As Robinson writes: “Barbour claimed that it was “my generation” that led the switch: “my generation, who went to integrated schools. I went to integrated college — never thought twice about it.” The “old Democrats” fought integration tooth and nail, Barbour said, but “by my time, people realized that was the past, it was indefensible, it wasn’t gonna be that way anymore. And so the people who really changed the South from Democrat to Republican was a different generation from those who fought integration.”‘
As Robinson and Maddow both showed, Barbour did not attend integrated primary or secondary schools, and attended an Ol’ Miss that was, during his attendance, integrated by the grace of no more than a score of black students. It is simply not credible that in this hotbed of civil rights activity, Barbour “never thought twice” about integration; even if his mind was entirely absorbed by football, beer and coeds, a man as intelligent as Barbour had to have some exposure. He couldn’t be that oblivious.
His reading of the south’s turn to Republicanism is also ridiculous. Northern Democrats and moderate Republicans pushed the civil rights agenda. The south began turning Republican when Barry Goldwater opposed the Civil Rights Act; President Nixon‘s southern strategy was all about the building a strong Republican party on the basis of a cynical exploitation of the controversy over the fight for civil rights and full equality.
And I’d like to hear what Barbour means about having “changed the south”, given that he sent his own children to whites-only academies, and has campaigned before white supremacists organizations.
For some reason, some members of Barbour’s generation have trouble coming to grips with the experience of the sixties. Is it that they were wrong? Or that they were on the losing side of history?
I recently read Teaching the Pig to Dance, former Senator Fred Thompson‘s memoir of growing up in a small town in Tennessee in the fifties and sixties, and was struck by almost complete lack of mention of the great events of the era. Thompson was in high school and college during the Freedom Rider era; he went to school in Memphis close to the time of Martin Luther King‘s assassination. Yet his comments on events that took place so close to him go virtually unrecorded. In the one a paragraph where he discusses it, he says, “We didn’t realize a social transition was going on even though we were living right in the middle of it. I guess that is especially true if you are busy just growing up and think you have your own serious problems to worry about. My generation saw the complete changing of certain basic notions. I went from a time when almost everyone I knew thought that separation of the races was the natural order of things to a time when almost everyone I knew thought exactly the opposite. That’s quite a journey. And it’s one that thankfully my homefolks and I, along with a lot of other Americans, made together.”
How could he gloss over something like this? He acts like he was living in Brigadoon.

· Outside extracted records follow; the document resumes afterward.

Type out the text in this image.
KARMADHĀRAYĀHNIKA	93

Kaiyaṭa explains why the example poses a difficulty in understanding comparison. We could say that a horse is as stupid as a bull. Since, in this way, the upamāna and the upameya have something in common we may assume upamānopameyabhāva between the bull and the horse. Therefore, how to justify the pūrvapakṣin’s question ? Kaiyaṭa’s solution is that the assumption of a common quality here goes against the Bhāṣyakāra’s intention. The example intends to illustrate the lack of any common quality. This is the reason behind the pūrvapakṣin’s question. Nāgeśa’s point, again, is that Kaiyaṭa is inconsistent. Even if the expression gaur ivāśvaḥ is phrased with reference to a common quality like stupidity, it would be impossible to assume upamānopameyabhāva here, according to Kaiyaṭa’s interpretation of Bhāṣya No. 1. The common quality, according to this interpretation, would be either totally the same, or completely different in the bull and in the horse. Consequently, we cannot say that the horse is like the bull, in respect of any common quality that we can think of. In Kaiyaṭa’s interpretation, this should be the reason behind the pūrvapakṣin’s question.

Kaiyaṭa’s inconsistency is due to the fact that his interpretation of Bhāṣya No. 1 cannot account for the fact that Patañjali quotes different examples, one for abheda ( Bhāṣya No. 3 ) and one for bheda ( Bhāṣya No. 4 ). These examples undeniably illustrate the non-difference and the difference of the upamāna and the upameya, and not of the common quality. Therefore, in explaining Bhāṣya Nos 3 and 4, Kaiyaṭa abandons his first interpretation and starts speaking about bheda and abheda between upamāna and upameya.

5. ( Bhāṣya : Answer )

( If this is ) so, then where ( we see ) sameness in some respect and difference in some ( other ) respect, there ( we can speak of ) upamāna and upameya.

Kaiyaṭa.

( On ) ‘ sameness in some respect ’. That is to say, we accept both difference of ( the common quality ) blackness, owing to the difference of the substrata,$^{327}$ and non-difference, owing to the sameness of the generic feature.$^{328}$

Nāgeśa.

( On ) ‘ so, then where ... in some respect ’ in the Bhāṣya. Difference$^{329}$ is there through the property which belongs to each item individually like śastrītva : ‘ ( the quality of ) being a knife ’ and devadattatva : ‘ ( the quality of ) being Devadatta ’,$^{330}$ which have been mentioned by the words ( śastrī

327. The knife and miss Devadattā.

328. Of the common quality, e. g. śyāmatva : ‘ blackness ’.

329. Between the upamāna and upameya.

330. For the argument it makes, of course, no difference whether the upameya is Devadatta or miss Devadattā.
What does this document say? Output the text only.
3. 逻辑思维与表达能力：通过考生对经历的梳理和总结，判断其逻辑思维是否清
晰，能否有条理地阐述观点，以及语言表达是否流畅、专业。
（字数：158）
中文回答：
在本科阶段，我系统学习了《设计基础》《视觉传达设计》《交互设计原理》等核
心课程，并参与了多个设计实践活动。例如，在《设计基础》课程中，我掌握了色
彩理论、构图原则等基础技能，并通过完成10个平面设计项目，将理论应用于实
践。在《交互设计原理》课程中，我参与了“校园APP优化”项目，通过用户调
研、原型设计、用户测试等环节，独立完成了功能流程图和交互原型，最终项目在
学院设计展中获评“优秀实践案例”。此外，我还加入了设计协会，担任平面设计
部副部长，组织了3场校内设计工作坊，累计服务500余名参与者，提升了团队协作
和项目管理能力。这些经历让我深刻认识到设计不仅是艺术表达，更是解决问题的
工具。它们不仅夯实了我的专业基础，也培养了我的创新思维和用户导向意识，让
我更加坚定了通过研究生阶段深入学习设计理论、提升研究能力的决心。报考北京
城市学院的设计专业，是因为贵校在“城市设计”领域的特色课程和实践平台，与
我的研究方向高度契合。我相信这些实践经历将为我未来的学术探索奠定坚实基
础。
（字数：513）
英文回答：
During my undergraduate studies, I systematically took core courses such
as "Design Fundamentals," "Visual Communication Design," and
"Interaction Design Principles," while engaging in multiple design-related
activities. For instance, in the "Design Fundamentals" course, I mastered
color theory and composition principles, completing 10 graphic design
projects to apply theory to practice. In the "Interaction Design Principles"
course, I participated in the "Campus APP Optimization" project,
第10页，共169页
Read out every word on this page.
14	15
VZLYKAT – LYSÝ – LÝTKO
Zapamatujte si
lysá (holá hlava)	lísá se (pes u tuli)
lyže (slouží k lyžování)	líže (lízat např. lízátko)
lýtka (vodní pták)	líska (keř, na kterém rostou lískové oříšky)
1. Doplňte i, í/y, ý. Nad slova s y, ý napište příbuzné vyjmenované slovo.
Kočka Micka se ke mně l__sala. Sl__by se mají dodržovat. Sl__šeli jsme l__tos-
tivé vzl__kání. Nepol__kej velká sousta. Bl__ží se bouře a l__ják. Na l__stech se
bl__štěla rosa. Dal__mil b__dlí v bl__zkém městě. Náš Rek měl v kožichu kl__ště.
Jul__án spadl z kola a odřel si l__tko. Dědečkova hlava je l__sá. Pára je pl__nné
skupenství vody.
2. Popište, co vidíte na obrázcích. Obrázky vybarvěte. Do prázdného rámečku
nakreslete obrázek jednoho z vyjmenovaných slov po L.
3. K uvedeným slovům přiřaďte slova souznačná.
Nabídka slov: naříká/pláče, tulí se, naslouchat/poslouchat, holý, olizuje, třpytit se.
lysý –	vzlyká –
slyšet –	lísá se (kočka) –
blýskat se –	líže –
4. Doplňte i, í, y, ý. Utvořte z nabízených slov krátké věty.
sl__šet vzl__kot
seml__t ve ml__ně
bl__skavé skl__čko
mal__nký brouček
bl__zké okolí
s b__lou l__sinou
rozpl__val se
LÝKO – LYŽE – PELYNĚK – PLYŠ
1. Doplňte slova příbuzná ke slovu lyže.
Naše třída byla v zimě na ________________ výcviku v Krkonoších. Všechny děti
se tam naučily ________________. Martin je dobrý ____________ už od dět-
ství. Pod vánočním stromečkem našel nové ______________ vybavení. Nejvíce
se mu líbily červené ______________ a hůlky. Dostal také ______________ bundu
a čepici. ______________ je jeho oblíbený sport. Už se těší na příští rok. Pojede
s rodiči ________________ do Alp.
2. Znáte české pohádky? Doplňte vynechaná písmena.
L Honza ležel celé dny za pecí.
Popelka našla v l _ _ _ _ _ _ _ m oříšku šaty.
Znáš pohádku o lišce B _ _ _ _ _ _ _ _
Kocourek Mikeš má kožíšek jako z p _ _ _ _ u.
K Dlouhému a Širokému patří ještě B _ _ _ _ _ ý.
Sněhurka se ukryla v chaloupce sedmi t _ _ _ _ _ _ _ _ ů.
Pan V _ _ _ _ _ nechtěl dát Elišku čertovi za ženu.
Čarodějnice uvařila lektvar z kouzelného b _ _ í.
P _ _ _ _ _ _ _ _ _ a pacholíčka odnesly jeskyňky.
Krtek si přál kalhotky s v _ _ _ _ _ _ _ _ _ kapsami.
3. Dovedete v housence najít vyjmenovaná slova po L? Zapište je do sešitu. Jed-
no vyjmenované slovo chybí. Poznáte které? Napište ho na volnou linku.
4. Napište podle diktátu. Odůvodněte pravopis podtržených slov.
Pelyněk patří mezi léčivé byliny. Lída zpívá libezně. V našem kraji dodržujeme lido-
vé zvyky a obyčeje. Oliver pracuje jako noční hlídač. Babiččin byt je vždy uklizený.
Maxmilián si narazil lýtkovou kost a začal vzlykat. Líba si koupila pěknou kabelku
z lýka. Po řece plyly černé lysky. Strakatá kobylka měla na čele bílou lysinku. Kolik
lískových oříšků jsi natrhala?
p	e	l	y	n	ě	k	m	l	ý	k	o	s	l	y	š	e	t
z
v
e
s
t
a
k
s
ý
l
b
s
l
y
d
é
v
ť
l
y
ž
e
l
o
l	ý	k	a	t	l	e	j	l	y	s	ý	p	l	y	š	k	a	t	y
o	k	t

For about eight misguided months in 1976, I was a civil service worker at the Defense Department Personnel Service Center in south Philadelphia. This was part of the organization that bought uniforms for the military, and I was training to become a Quality Assurance Specialist in the division of hats and caps. I wasn’t a round peg in a square hole; I was a round peg in a void. But no matter. A lot of the manufacturers were located in the south, and one day, one of the manufacturers’ representatives visited. He was a middle aged in his thirties, a white man, and within an hour, he was telling this joke to me and another white colleague: “One two two blacks fellers bought a truck load of gravel. They put a tarp over the gravel to hold it down, but the tarp was loose and kept blowing off. One of the black fellers decided to go on the back and lie on top of the tarp to hold it down, and off he and the other feller went. They passed two good ol’ boys. One turned to the other and said “Look, somebody just throwed away a perfectly good nigger.”
The racism in those years was everywhere. The racism was assumed. Thompson’s blithe obliviousness is incredible. Barbour’s astonishing revisionism is sad, ludicrous, ignorant, despicable.